9.      Implement the plan for the acquired firm.
Ø  Licensing
·         The granting of permission by one company to another company to use a specific form of its intellectual property under clearly defined conditions.
·         Virtually any intellectual property a company owns that is protected by a patent, trademark, or copyright can be licensed to a third party.
·         Licensing agreement: The terms of a license are spelled out by a licensing agreement.
·         Types:
1.      Technology licensing: licensing of proprietary technology that the licensor typically controls by virtue of a utility patent.

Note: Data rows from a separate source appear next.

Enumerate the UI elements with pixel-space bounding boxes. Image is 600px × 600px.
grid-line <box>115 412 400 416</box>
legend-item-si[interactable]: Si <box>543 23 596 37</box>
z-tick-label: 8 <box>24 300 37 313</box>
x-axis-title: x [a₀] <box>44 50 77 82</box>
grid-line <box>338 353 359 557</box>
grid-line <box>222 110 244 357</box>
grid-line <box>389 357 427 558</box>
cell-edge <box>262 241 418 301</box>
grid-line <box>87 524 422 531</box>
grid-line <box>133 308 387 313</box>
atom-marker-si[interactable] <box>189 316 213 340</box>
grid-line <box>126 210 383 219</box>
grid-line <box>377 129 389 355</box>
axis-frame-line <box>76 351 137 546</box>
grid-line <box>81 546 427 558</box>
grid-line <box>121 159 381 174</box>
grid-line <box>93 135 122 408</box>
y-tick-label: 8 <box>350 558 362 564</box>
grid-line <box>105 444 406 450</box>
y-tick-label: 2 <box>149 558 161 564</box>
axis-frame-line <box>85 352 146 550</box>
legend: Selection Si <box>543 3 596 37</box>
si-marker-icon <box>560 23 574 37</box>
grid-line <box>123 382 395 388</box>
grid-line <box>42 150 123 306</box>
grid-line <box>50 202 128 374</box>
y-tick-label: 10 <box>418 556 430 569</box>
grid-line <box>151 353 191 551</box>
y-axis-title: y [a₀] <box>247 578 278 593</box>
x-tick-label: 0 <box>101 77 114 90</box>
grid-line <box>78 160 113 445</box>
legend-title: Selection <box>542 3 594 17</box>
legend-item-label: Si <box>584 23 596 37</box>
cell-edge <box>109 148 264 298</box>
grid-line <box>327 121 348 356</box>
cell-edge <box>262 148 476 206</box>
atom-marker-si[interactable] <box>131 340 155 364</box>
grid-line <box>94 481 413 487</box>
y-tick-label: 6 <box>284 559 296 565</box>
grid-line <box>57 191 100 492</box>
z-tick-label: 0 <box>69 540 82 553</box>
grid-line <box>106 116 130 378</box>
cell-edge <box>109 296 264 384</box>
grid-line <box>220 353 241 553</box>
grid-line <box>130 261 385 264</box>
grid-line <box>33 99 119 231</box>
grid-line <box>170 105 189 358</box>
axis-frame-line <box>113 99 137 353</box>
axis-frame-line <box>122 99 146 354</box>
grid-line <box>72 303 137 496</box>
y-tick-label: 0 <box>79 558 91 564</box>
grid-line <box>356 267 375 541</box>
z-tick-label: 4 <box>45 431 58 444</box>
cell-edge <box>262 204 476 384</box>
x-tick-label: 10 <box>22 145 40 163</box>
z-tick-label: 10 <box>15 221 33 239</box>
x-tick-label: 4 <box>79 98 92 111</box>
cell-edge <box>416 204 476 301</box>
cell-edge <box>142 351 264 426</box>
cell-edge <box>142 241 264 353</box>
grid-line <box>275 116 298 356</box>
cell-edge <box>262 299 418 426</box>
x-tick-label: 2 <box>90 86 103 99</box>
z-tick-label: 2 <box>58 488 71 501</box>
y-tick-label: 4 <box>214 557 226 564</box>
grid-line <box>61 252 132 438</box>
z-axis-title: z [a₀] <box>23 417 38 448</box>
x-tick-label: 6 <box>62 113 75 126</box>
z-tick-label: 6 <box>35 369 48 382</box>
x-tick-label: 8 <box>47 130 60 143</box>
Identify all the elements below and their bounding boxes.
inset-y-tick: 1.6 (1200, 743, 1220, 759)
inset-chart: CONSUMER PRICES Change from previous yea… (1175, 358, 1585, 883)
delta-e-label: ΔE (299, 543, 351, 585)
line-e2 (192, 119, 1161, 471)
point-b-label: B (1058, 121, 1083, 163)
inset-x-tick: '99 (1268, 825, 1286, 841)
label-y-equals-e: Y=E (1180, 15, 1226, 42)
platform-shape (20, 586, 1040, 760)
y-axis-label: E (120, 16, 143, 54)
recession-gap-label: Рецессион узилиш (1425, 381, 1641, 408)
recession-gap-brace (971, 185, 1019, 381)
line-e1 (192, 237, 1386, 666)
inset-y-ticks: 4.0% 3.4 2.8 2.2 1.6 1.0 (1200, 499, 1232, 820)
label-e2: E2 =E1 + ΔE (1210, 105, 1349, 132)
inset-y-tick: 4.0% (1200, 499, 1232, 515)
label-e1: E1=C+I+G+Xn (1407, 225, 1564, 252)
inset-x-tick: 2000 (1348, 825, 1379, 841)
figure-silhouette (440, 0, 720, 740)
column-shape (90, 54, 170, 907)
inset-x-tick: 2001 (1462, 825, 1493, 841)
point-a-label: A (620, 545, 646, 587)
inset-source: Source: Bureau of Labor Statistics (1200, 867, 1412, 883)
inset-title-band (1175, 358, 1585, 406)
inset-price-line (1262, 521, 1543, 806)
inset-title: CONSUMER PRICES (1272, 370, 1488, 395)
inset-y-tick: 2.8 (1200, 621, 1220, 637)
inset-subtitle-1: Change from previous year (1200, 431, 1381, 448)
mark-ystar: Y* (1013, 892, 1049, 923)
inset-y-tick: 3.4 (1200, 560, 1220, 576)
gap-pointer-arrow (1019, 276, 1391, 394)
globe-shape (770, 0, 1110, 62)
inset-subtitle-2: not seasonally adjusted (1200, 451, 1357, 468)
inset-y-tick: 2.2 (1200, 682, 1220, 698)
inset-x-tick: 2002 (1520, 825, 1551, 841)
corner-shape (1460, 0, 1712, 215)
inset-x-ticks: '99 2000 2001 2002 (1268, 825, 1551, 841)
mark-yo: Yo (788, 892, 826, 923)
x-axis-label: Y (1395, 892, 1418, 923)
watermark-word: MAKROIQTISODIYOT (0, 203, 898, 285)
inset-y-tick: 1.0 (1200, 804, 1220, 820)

2.      Merchandise and character licensing: licensing of a recognized trademark or brand that the licensor typically controls through a trademark or copyright.
Ø  Strategic alliances and joint venture
·         Strategic alliances
o   Partnership between two or more firms developed to achieve a specific goal.
o   Tend to be informal and do not involve the creation of a new entity.
o   Participating in strategic alliances can boost a firm’s rate of product innovation and foreign sales.
o   Types:
1.      Technological alliances: Feature cooperation in R&D, engineering, and manufacturing.
2.      Marketing alliances: Typically match a company with excess distribution capacity with a company that has a product to sell.
·         Joint ventures
o   an entity created when two or more firms pool a portion of their resources to create a separate, jointly owned organization.
o   typically consists of the firm trying to reach a foreign market and one or more local partners.
o   Types:
1.      Scale joint venture: Partners collaborate at a single point in the value chain to gain economies of scale in production or distribution.
2.      Link joint venture: Positions of the partners are not symmetrical, and the partners help each other access adjacent links in the value chain.
·         Advantages:
o   Gain access to a specific resource.
o    Economies of scale.
o    Risk and cost sharing.
o    Gain access to a foreign market.
o    Learning.
o    Speed to market.
o    Neutralizing competitors.
o    Blocking competitors.
·         Disadvantages:
o   Loss of proprietary information.
o    Management complexities.
o    Financial and organizational risks.
o    Risk becoming depending on a partner.
o    Partial loss of decision autonomy.
o    Partners’ cultures may clash.
o    Loss of organizational flexibility.